Встреча с председателем ВОКС Кеменовым, запланированная на следующее утро, была перенесена на вечернее время, и мы решили посетить «Выставку боевых трофеев Красной Армии», развернутую в Центральном парке культуры и отдыха имени Горького. Экспонаты расположились под открытым небом, а Дэчжи, не зная этого заранее, одела под кожаное пальто только одну шерстяную сорочку и в итоге простудилась.
Во второй половине дня мы встретились с Кеменовым, передали ему дружеские приветствия деятелей культуры Китая. Он поинтересовался, что бы мы хотели посмотреть во время пребывания в Москве. Я сказал, что очень бы хотел ознакомиться с работой организаций культуры, а также давно мечтал о встрече с советскими писателями. Кеменов обещал помочь нам в реализации этих планов. Я передал ему книги, подарки, письма от друзей и книжных издательств, которые привез с собой. Перед самым отъездом издательства «Каймин шудянь» и «Чжунхуа шуцзюй» передали мне валютные средства: первое хотело приобрести все учебники для малышей и средней школы, а второе — любые книги по древней литературе. Передав просьбы своих друзей, я получил всяческие заверения в содействии со стороны собеседника.

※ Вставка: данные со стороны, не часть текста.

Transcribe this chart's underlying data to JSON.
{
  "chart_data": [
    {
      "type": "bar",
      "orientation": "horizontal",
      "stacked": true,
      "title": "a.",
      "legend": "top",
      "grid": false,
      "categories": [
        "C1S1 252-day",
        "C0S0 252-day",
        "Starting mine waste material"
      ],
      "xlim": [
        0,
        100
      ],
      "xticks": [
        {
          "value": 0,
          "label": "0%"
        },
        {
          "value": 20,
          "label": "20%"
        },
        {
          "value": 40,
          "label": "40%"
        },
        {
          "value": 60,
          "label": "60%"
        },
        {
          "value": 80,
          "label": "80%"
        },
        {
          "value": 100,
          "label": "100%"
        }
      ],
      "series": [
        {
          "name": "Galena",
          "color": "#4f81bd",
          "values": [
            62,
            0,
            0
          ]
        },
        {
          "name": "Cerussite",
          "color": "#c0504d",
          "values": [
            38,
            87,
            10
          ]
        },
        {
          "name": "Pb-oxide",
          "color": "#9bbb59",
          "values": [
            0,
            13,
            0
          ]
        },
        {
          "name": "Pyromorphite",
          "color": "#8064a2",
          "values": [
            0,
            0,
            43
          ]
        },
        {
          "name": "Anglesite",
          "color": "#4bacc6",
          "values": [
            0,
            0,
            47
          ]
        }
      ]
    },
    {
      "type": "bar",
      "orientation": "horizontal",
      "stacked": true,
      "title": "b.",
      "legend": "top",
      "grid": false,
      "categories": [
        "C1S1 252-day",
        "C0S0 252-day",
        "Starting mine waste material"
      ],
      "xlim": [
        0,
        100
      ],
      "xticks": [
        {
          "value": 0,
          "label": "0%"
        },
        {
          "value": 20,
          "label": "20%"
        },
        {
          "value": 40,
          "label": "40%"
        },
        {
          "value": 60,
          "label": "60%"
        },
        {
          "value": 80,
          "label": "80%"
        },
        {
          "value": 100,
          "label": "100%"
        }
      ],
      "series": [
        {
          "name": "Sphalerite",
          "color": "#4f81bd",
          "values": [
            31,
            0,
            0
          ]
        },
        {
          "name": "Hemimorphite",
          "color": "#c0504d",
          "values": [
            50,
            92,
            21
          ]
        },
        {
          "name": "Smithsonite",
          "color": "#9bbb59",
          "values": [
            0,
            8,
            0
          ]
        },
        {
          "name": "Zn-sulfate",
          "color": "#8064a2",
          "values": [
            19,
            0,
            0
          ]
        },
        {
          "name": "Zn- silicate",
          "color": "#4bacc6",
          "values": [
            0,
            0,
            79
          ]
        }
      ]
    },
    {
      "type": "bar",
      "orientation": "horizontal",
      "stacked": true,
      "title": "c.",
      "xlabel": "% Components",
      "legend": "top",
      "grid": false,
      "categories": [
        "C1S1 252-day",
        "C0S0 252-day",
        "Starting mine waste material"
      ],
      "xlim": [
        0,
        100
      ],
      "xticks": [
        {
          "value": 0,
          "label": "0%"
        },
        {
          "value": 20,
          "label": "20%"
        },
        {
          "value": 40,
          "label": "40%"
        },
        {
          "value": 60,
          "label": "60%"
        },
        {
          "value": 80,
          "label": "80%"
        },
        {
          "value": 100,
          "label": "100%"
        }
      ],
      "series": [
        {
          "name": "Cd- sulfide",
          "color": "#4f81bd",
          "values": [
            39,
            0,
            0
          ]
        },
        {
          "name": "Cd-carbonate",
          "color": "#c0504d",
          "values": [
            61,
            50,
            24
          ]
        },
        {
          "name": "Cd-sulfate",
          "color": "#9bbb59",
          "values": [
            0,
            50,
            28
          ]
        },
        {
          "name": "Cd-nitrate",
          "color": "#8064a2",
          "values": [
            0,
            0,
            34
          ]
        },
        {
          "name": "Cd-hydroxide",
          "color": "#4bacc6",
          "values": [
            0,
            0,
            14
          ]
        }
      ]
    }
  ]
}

Вечером мы смотрели в Малом театре четырехактную пьесу Горького «Мещане». От столь напряженного расписания я ужасно устал и долго не мог уснуть ночью. В час встал с кровати, в четыре проснулся опять. Поняв, что больше не засну, при свете лампы стал писать статью, заказанную мне «Литературной газетой» по случаю новогоднего праздника. Со статьей «С Новым годом!» я передал издательству поздравительное письмо правления союза писателей КНР всем литераторам СССР, надеясь, что «Литературная газета» сможет опубликовать его.
Утром 27 декабря мы посетили Музей Ленина и Музей Красной Армии. В три часа возвратились в гостиницу, где нам передали, что нас ожидает какая-то китаянка. Оказалось, это секретарша посольства Ху Цзибан, о которой я слышал от Го Можо. Она принесла приглашение посла Китая Фу Бинчана на праздничный прием в посольстве, который должен был состояться вечером 3 января. Девушка надеялась, что я поговорю с Ерофеевым и мы отложим всякие мероприятия на этот вечер. Я сообщил Ерофееву о приеме, прибавив, что мне прежде стоит самому нанести визит послу. Ерофеев согласился и даже снял все запланированные на завтрашнее утро мероприятия, предоставив возможность нам отправиться в посольство.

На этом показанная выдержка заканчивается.